Eindhoven University of Technology
Eindhoven University of Technology (TU/e,
www.tue.nl), founded in 1956, is a world-leading
research university specializing in engineering science & technology. The Department of Electrical Engineering is responsible for research and education in Electrical Engineering. The TU/e is the world's best-performing research university in terms of research cooperation with industry (#1 since 2009). Eindhoven is also the world's most innovative city with the highest number of patents per resident.
Electronic Systems group at the TU/e
The Electronic Systems (ES) group (
www.es.ele.tue.nl) comprises three full professors, two part-time full professors, two associate professors, six assistant professors, about 40 PhD candidates and postdocs, and several technical and support staff. The group has excellent infrastructure that includes individual computers, servers, state-of-the-art FPGA and GPU farms, sensor- and ad-hoc networking equipment, and a comprehensive range of electronic-design software. The group is member of Europractice and CMP, having access to advanced CMOS technologies down to 28nm. The group is authorized user of ARM DesignStart design suite, and has acquired the ARM Cortex M0 and M4 processor IP from ARM.
The ES group is world-renowned for its design automation and embedded systems research. It is our ambition to provide a scientific basis for design trajectories of digital electronic circuits, embedded and cyber-physical systems. The ES group excels in the area of digital VLSI circuit and system design. A variety of state-of-the-art chips have been developed by our ES group together with our industrial partners, such as NXP Semiconductors and imec - Holst Centre.
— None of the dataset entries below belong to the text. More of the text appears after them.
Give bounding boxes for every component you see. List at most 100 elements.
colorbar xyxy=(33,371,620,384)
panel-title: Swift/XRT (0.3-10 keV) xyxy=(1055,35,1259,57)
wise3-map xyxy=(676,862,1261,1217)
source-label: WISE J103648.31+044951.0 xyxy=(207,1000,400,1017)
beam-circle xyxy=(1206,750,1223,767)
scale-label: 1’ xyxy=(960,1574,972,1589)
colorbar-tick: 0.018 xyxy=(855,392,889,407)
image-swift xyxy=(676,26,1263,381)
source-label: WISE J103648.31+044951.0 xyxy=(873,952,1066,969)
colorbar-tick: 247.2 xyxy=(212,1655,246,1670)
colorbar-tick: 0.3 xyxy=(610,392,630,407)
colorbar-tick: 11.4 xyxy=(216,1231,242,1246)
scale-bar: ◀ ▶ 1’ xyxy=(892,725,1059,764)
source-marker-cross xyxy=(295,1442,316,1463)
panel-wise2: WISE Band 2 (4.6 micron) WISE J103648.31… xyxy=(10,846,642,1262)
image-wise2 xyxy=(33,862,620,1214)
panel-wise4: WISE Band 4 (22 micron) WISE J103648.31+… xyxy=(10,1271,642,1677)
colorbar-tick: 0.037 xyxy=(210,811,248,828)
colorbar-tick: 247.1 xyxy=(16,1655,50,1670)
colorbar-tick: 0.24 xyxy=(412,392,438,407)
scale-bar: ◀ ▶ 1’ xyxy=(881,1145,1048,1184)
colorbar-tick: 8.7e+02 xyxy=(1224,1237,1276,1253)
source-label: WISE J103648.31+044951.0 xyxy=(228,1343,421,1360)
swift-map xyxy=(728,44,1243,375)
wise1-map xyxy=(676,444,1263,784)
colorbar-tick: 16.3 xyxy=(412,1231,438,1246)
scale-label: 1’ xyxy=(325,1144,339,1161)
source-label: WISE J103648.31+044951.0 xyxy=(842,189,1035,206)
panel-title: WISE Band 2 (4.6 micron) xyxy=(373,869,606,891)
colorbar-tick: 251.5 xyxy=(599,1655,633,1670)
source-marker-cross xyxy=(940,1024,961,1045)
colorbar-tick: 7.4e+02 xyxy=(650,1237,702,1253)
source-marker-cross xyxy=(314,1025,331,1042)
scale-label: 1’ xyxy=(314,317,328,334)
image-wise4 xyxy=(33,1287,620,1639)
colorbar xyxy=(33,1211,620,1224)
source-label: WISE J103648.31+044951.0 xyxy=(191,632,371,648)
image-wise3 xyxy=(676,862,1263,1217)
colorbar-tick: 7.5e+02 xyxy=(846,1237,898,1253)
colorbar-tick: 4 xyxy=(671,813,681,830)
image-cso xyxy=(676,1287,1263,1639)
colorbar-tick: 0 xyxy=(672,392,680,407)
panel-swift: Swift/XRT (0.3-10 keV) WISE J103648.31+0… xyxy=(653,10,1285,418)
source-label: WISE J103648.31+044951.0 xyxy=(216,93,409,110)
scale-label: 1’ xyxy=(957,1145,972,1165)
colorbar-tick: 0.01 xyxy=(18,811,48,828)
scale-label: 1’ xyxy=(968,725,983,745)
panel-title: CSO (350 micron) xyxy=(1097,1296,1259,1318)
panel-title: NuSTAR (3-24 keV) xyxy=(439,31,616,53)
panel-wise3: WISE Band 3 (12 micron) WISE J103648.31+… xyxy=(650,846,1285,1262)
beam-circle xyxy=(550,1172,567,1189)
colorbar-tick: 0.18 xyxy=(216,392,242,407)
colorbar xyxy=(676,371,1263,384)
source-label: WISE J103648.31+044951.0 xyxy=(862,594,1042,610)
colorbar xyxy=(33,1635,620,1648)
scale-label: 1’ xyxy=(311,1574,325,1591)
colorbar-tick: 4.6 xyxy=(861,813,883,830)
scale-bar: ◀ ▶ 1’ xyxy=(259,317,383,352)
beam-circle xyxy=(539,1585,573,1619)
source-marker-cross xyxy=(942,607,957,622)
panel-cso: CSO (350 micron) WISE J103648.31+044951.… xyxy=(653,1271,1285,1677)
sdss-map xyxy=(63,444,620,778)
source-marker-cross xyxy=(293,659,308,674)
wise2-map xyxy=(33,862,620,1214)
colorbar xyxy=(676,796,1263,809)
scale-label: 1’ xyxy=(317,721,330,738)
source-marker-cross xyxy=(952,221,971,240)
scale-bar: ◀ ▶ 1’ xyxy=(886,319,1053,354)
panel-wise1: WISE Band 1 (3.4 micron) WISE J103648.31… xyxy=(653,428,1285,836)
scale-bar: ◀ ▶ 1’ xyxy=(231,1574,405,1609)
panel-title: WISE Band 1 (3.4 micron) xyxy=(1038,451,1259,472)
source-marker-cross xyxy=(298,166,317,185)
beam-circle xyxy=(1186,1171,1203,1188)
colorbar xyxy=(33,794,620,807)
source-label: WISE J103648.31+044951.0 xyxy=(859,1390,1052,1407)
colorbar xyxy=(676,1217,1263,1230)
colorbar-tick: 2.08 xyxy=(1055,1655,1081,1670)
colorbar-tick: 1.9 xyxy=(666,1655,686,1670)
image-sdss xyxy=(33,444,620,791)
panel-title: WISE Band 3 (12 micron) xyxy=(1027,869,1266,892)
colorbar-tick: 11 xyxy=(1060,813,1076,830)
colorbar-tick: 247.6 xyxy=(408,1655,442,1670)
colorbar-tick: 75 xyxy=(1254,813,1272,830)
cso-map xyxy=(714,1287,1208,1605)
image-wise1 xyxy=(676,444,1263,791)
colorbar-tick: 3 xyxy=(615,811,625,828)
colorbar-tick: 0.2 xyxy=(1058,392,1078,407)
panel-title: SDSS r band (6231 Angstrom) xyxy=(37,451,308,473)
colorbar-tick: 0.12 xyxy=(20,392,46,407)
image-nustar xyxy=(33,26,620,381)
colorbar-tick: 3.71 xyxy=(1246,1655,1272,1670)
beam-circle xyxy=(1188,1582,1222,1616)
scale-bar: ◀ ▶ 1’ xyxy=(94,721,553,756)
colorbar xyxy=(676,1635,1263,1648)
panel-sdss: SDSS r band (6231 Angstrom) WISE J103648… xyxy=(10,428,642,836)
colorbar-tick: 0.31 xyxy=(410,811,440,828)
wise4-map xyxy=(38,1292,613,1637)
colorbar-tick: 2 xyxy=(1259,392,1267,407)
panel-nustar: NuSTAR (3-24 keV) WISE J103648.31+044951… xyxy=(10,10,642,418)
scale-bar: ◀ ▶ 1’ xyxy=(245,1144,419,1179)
PhD /Post-Doc position in the BrainWave project (
brain-wave.nl/)
Brain-related diseases, such as epilepsy and Parkinson's Disease (PD), are severely degrading
people's quality of life. Few of the disease cases can be cured by medication alone. Many patients have to go to specialized hospitals to receive continuous monitoring of their electroencephalogram (EEG) signals, which is costly and impacts patient's well-being. Current EEG sensing and processing platforms used in advanced hospitals are bulky and wired to the patient's head. The used equipment is also power hungry and not self-sustainable, thereby far from being wearable, prohibiting continuous (24/7) monitoring. A solution is urgently needed to help these patients and raise their quality of life.
In this BrainWave project, we research and develop a wearable brainwave processing platform enabling 24/7 healthcare of epilepsy and Parkinson's disease patients in non-hospital environments. Its key contribution is a novel brainwave processor which will analyze and interpret the EEG signals that are collected non-invasively by a multi-channel sensor interface. Ultra-lowpower, on-chip context-aware and patient-specific signal processing together with features such as data logging and cloud connection will make this brainwave processing platform really wearable and suitable for non-hospital environments.
In this project, the Electronic Systems (ES) group at TU/e collaborates with the Signal Processing System (SPS) group at TU/e, Kempenhaeghe, and the Donders Institute at the Radboud University Nijmegen. Two of our industrial partners NXP and TMSi will be heavily involved in the chip and system development as well.
Three PhD students are involved in this project. The first PhD student is in charge of signal processing algorithm development, and is supervised by professors from the TU/e SPS group, Kempenhaeghe, and Donders Institute. A second PhD student is concerned with new ultra-low-power circuit-level implementation methods and the process technology interface, supervised by professors from the TU/e ES group.
In this third position the focus will be on ultra-low-power architectural innovations for mapping the new brainwave processing algorithms. The selection and modification of algorithms, and their ultra low-energy (combined HW-SW) implementation, without compromising functional performance, is a key challenge in this assignment.
Since two other PhD positions are already active for some time, we are looking either for a PhD candidate with already substantial experience in architecture creation for signal processing algorithms to have a flying start. Another option is to apply as Post-doc.
The PhD involved with signal processing is being supervised by Prof. Dr. Richard van Wezel, Prof. dr. Johan Arends, and Dr. Mike Cohen.
The PhD involved with ultra-low-power circuit design is supervised by Prof. Dr. José Pineda de Gyvez, Prof. dr. Henk Corporaal, and Ir. Jos Huisken. You will be supervised by these people as well.